Added Coleman: "We need a Detroit auto revolution -- the kind that created the massive economic renaissance that built America at the turn of the last century. I believe by investing in new technology, insisting on new product development that is heavily laden with vehicles that function on new energy resources and a labor-management agreement that represents this century's needs, and not the last century's needs, we can restore confidence in the future economic condition of our Big 3 automakers."
Sen. Amy Klobuchar, D-Minn., appeared more open to a bailout, but did not want Congress to issue "a blank check."
"There must be proof that these emergency loans will be put to the best use and have the maximum positive economic impact," Klobuchar said. "Any emergency package must be designed to shore up the whole national economy, not just one industry."

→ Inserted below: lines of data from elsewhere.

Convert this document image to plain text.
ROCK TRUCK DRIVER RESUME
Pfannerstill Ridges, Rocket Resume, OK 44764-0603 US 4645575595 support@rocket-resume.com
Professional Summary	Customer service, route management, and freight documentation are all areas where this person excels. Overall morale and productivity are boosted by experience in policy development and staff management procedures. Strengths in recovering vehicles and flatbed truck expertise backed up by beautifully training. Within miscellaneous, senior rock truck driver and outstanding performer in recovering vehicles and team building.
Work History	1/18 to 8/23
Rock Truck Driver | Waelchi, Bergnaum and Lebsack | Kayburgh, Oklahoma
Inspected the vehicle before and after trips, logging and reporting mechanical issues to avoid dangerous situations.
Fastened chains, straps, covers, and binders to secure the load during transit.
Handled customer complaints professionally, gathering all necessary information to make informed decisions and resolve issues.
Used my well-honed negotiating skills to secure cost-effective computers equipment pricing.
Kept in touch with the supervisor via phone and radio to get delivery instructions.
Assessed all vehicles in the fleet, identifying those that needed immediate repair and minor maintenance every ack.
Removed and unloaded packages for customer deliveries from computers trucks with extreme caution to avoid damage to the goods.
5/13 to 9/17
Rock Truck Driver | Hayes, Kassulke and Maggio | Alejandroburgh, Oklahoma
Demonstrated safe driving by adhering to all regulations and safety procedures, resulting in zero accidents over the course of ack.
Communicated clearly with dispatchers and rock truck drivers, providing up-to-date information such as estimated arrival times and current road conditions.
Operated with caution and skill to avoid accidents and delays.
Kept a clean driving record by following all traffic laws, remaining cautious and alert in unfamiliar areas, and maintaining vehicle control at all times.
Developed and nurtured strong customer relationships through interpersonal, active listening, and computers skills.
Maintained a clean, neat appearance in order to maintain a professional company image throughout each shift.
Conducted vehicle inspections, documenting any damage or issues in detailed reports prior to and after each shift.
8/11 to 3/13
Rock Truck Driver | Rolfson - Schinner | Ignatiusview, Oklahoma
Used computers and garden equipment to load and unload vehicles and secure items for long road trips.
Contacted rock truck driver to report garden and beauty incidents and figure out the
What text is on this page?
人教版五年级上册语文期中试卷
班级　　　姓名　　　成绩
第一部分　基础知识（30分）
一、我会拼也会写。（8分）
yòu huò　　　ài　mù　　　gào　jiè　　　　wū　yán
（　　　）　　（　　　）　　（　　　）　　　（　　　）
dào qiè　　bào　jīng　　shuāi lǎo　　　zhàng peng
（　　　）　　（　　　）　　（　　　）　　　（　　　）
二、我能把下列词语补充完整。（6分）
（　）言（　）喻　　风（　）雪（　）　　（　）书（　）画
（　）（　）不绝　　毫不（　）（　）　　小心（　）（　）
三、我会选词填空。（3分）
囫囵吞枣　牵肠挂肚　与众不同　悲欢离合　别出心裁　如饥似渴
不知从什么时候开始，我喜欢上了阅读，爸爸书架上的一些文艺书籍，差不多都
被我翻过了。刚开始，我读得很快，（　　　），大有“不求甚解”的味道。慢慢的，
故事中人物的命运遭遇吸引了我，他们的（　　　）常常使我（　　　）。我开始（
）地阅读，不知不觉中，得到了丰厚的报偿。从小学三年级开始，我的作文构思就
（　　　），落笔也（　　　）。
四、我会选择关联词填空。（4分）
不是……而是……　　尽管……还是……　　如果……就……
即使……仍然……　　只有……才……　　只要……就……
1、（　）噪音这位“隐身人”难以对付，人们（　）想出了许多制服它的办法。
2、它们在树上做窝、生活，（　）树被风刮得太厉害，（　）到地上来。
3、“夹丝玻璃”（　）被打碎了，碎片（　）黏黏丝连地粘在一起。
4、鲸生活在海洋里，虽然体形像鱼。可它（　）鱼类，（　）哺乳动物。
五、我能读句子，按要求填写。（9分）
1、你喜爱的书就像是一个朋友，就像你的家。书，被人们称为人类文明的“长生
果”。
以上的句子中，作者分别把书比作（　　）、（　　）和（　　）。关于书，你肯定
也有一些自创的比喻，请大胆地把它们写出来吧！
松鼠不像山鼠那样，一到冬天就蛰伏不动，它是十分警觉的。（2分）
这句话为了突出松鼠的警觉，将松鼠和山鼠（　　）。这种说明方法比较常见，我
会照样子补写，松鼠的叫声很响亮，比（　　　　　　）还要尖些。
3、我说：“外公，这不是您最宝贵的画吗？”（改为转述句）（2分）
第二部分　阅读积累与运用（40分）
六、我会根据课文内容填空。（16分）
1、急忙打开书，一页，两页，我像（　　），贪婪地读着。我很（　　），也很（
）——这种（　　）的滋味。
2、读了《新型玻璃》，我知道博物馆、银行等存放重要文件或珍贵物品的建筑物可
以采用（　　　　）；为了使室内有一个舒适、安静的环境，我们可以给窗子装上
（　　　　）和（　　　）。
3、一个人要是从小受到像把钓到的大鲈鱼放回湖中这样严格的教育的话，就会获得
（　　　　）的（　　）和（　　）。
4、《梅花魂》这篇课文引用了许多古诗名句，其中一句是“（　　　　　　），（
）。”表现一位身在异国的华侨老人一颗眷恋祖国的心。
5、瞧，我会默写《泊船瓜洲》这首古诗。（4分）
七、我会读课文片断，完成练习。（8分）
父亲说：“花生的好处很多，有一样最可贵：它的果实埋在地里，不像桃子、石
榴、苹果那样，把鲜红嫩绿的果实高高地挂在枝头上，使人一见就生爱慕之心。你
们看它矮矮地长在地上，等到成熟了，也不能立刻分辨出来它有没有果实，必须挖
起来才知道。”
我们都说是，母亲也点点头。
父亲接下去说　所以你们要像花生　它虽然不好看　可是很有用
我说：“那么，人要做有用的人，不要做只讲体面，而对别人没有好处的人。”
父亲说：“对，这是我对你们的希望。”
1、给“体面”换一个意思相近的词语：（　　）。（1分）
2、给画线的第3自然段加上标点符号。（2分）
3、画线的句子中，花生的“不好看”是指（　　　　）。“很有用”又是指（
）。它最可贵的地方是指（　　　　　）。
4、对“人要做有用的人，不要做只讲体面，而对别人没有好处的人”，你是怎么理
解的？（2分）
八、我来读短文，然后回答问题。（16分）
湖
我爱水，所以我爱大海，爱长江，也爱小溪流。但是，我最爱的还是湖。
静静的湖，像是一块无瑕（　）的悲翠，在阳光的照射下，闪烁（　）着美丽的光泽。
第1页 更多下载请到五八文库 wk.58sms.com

Klobuchar said Minnesota has dogs in this fight, with a Ford Ranger plant in St. Paul and the Iron Range, which remains closely tied to the car industry's need for steel.
Rep. Jim Oberstar, D-Minn., issued the strongest statement of any in the Minnesota congressional delegation in favor of a bailout. However, Oberstar said that he wants a bill just for the auto industry, not taking out of $700 billion already designated for financial rescue.
The earlier package "does not include enough safeguards for taxpayers," Oberstar said. "It would have to be modified before it could be used to bail out the Big 3 automakers."
"Congress should pass separate assistance package for the auto industry, in the spirit of and along the lines of the 1978 legislation that saved Chrysler from financial collapse," Oberstar added.
U.S. Rep. Tim Walz, D-Minn., was hesitant to support anything yet.
"Until we see details about an assistance package for the auto industry, we're just speculating about what might be included," Walz said. "But I would be very hesitant about any package that does not include strong protections for the taxpayers who are being asked to foot the bill."